Review: Slammerkin by Emma Donoghue

2017: 26
5 of 5 stars
Published 2000

A Slammerkin is a loose over-dress or gown but it also means a loose woman. 14 year old Mary Saunders lives with her family in London. It is the late 1700s and they are poor, barely managing but make their living honestly. Mary lives in a beige and grey world and dreams of colour but her need for colour, the temptation of a red ribbon, brings her to ruin. Thrown out of her home, she turns to prostitution to survive. On the streets, a slightly older prostitute, Doll, takes her under her wing and Mary’s obsession with beautiful clothes and fabrics can finally be financed. For awhile.

Things go wrong, as they do, and Mary ends up fleeing London, finding herself in a domestic position with a couple who do tailoring where she learns more about fashion and fabric but where her independence and freedom to do as she pleases has been curtailed. The temptation to live as she pleases draws her back into the more dangerous life and sets her on the path to ultimate self destruction.

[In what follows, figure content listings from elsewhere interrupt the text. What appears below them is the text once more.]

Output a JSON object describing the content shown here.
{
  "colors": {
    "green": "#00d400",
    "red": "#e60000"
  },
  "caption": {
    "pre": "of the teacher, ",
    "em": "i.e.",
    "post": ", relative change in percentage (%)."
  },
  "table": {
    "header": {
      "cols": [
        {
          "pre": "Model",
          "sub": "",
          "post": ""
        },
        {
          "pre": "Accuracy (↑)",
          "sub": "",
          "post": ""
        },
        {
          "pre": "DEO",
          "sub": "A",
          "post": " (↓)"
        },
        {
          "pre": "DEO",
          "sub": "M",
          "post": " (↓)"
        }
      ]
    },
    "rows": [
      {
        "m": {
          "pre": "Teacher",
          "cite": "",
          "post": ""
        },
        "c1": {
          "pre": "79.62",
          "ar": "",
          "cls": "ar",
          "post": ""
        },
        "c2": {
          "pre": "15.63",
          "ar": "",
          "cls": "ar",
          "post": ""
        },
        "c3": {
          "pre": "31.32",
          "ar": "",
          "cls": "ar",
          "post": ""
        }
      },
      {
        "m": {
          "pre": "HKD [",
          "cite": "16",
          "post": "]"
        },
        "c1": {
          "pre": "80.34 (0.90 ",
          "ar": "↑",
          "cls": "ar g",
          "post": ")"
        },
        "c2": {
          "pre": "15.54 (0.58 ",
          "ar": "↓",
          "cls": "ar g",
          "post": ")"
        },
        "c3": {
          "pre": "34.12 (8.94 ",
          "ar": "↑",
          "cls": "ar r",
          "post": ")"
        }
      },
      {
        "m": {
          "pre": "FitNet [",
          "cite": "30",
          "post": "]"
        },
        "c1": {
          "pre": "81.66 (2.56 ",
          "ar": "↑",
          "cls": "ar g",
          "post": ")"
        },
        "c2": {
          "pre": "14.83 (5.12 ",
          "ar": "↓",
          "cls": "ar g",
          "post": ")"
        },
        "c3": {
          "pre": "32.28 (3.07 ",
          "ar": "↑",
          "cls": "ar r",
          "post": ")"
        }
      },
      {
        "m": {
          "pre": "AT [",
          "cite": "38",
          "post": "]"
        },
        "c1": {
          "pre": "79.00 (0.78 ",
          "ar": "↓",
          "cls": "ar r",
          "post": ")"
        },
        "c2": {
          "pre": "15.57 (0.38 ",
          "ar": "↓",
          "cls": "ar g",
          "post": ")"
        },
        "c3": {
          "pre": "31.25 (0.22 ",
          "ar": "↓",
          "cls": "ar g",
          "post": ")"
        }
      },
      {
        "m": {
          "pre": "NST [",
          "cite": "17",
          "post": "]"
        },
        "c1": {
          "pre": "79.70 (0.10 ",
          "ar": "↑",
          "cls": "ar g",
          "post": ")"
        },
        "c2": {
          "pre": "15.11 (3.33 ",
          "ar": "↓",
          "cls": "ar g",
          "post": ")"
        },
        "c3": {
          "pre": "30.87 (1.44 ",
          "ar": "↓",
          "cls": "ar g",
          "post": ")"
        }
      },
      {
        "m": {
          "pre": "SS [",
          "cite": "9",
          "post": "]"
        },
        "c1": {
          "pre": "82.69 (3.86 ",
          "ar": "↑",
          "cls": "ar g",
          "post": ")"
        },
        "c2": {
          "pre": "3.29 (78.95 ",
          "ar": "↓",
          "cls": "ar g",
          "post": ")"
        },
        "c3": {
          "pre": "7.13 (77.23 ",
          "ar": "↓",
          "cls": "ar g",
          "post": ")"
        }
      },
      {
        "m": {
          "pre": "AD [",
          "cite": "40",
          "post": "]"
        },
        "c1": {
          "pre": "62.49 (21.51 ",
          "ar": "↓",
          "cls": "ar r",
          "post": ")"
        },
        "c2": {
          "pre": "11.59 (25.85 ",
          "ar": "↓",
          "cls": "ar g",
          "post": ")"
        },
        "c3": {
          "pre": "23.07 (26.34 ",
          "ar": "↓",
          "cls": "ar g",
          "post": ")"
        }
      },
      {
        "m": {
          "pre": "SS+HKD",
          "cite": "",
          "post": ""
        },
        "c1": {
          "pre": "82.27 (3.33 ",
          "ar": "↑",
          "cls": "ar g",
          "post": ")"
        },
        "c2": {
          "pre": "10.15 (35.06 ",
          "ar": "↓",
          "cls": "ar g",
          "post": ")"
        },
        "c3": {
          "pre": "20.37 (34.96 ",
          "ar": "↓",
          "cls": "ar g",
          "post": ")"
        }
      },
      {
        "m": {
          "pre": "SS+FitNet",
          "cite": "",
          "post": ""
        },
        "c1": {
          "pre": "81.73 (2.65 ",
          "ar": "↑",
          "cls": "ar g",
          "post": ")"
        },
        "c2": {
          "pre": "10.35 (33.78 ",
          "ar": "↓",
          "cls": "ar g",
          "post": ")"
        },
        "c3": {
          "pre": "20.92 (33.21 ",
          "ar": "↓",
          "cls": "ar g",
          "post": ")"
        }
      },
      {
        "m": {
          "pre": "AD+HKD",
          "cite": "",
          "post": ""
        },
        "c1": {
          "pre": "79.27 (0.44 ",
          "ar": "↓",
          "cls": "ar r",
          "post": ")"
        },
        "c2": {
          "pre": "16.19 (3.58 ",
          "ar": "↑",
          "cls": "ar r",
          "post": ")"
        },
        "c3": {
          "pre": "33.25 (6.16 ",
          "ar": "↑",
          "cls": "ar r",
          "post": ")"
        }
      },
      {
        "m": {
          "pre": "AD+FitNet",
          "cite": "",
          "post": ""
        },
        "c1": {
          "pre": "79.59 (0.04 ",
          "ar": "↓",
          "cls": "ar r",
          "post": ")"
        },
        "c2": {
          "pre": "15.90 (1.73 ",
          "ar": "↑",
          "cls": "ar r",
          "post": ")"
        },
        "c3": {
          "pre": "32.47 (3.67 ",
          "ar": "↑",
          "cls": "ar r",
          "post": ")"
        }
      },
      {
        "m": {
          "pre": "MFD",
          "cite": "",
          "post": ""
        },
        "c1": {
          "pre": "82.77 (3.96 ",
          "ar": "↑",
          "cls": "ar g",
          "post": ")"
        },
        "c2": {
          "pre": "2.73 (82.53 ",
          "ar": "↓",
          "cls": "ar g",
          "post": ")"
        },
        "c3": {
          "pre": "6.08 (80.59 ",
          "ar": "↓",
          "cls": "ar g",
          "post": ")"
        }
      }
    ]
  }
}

This is historical fiction at it’s best, very well researched and meticulously described. It’s not an uplifting book, not a romance and it doesn’t preach a lesson or have a happy ending. This is Mary’s tale and Mary’s life, for better or worse, mainly worse. Women in that day and in Mary’s situation didn’t have a lot of choice. You married if you could, or you went into service. It took very little to “ruin” a girl and then  your options would be even more limited. Mary’s obsession with clothing seems to represent fashion as putting a false face on how things really are. Clothing can cover and disguise the flaws of the body, can deceive the onlooker into thinking you are something you are not but for someone in Mary’s position, it’s all a pipe dream. Mary’s independent spirit and inability to accept reality lead her to an inevitable end.

Despite all that, the book isn’t depressing or oppressive, just tragic. Ms. Donoghue’s skill at getting it just right is evident. You may not like Mary but you keep reading because you want to find out what happens to her.